Date of Award

Fall 1997

Project Type


Program or Major


Degree Name

Doctor of Philosophy

First Advisor

Thomas Pistole


Macrophages have been shown to bind pathogenic microorganisms in the absence of exogenous opsonins, but the precise mechanisms are poorly understood. Microbial recognition by macrophages under these conditions becomes particularly important in individuals who have decreased amounts of opsonins such as immunocompromised individuals and neonates. This study was undertaken to investigate the mechanisms of adherence between group B Streptococcus and macrophages in opsonin-limiting conditions. Using several adherence assays; visual binding, enzyme-linked immunosorbent, and flow cytometry, GBS was able to adhere to U937 cells, a human macrophage-like cell line, in a dose-dependent manner without exogenous opsonins.

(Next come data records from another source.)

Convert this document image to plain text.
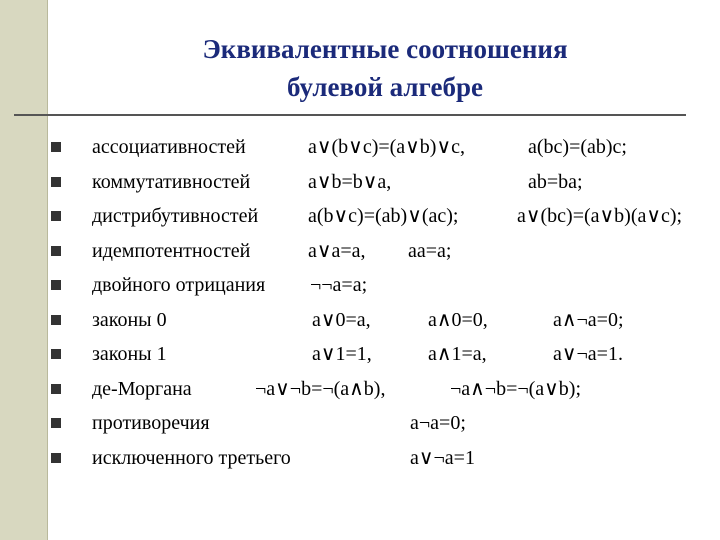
Эквивалентные соотношения
булевой алгебре
ассоциативностей	a∨(b∨c)=(a∨b)∨c,	a(bc)=(ab)c;
коммутативностей	a∨b=b∨a,	ab=ba;
дистрибутивностей a(b∨c)=(ab)∨(ac);	a∨(bc)=(a∨b)(a∨c);
идемпотентностей	a∨a=a, aa=a;
двойного отрицания ¬¬a=a;
законы 0	a∨0=a,	a∧0=0,	a∧¬a=0;
законы 1	a∨1=1,	a∧1=a,	a∨¬a=1.
де-Моргана	¬a∨¬b=¬(a∧b),	¬a∧¬b=¬(a∨b);
противоречия	a¬a=0;
исключенного третьего	a∨¬a=1
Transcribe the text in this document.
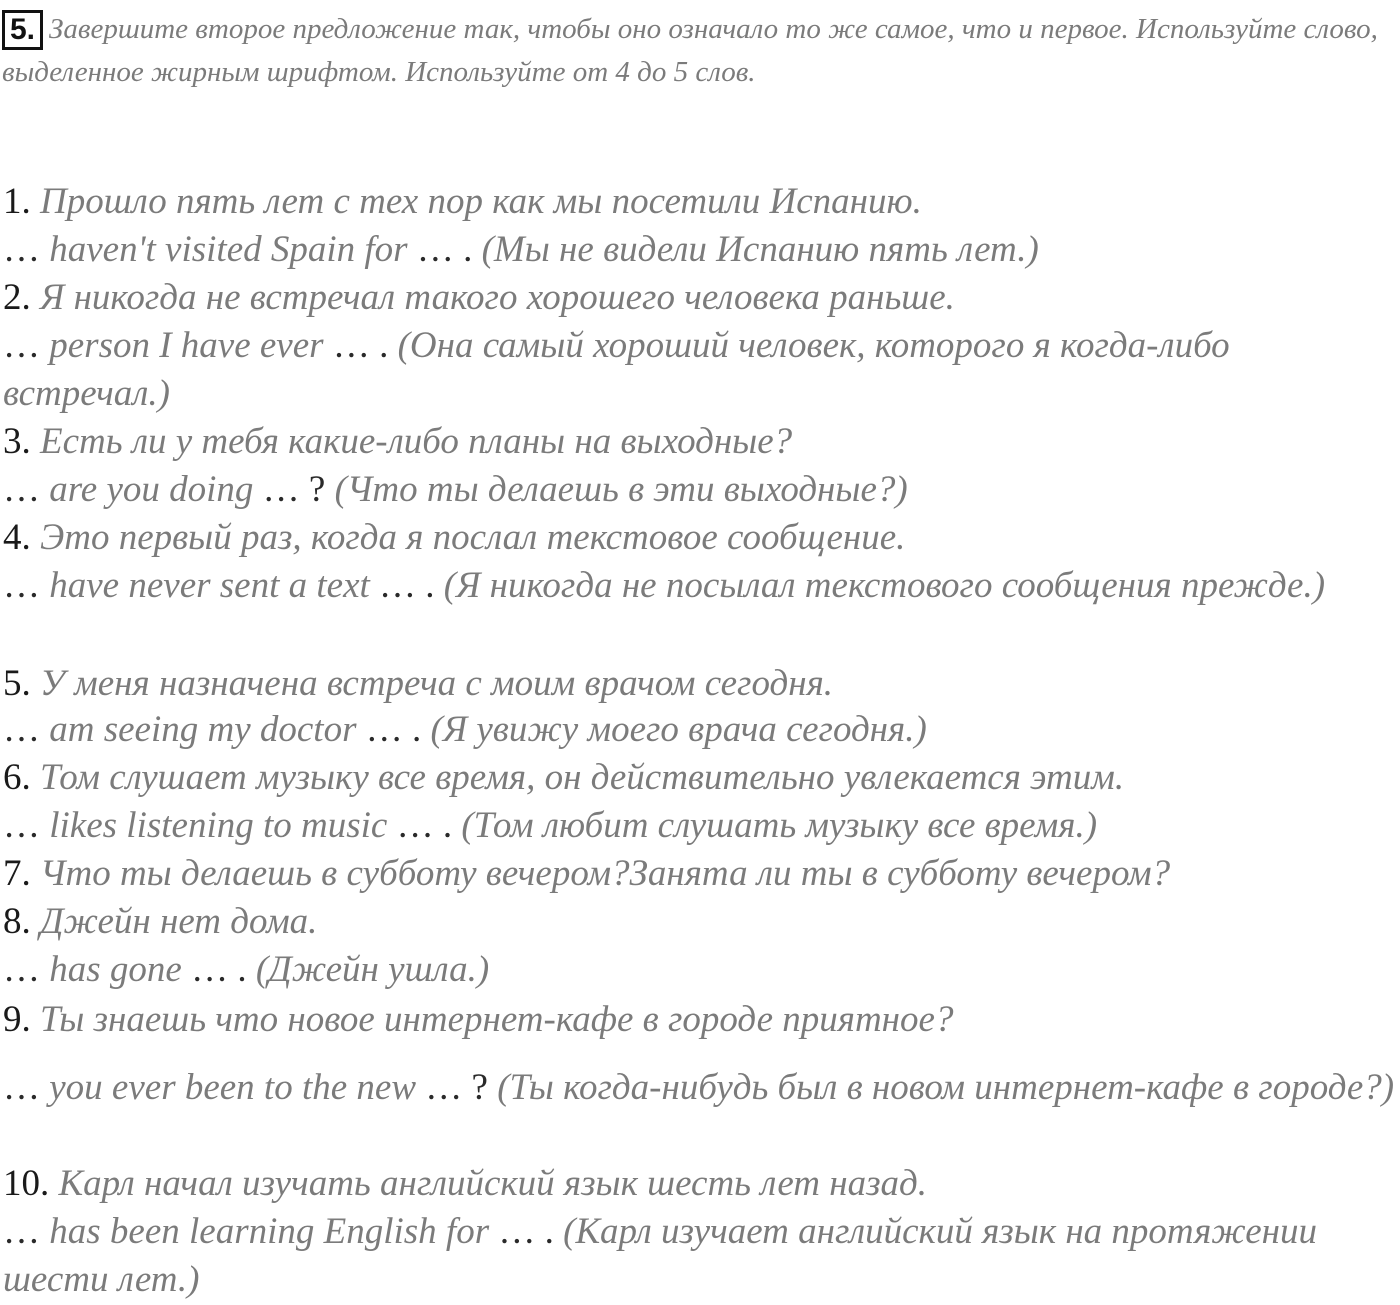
5. Завершите второе предложение так, чтобы оно означало то же самое, что и первое. Используйте слово, выделенное жирным шрифтом. Используйте от 4 до 5 слов.
1. Прошло пять лет с тех пор как мы посетили Испанию.
… haven't visited Spain for … . (Мы не видели Испанию пять лет.)
2. Я никогда не встречал такого хорошего человека раньше.
… person I have ever … . (Она самый хороший человек, которого я когда-либо встречал.)
3. Есть ли у тебя какие-либо планы на выходные?
… are you doing … ? (Что ты делаешь в эти выходные?)
4. Это первый раз, когда я послал текстовое сообщение.
… have never sent a text … . (Я никогда не посылал текстового сообщения прежде.)
5. У меня назначена встреча с моим врачом сегодня.
… am seeing my doctor … . (Я увижу моего врача сегодня.)
6. Том слушает музыку все время, он действительно увлекается этим.
… likes listening to music … . (Том любит слушать музыку все время.)
7. Что ты делаешь в субботу вечером?Занята ли ты в субботу вечером?
8. Джейн нет дома.
… has gone … . (Джейн ушла.)
9. Ты знаешь что новое интернет-кафе в городе приятное?
… you ever been to the new … ? (Ты когда-нибудь был в новом интернет-кафе в городе?)
10. Карл начал изучать английский язык шесть лет назад.
… has been learning English for … . (Карл изучает английский язык на протяжении шести лет.)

The $\beta\sb2$ integrins, a heterodimeric family of leukocyte receptors, have been implicated in adherence of GBS to macrophages in the absence of opsonins. GBS bound to CD18-deficient bovine polymorphonuclear leukocytes (PMNs) almost as well as bovine PMNs with normal CD18 surface expression, suggesting that CD18 is not essential for adherence and that additional receptors are involved in adhesion. In soluble binding assays, three macrophage proteins (60, 55 and 20 kDa) were found to bind to GBS. The results were confirmed when the experiments were performed using Listeria monocytogenes. In competition assays, the organisms competed for attachment to U937 cells. In addition, Listeria bound to the same U937 proteins as did GBS. These results support the roles of proteins in the interaction of GBS and Listeria to macrophages.

Because adherence involves participation from the host and the bacteria the present study was expanded to investigate the role of GBS envelope proteins in the adherence to macrophages. The GBS adhesin for macrophages was identified using a soluble binding assay. A 21 kDa protein from GBS was shown to bind to U937 cells. Antisera to the 21 kDa protein was able to inhibit adhesion of GBS to U937 cells as measured using flow cytometry. This antisera was able to cross-react with a number of GBS strains and additional Gram positive bacteria, suggesting, this may be a conserved adhesin.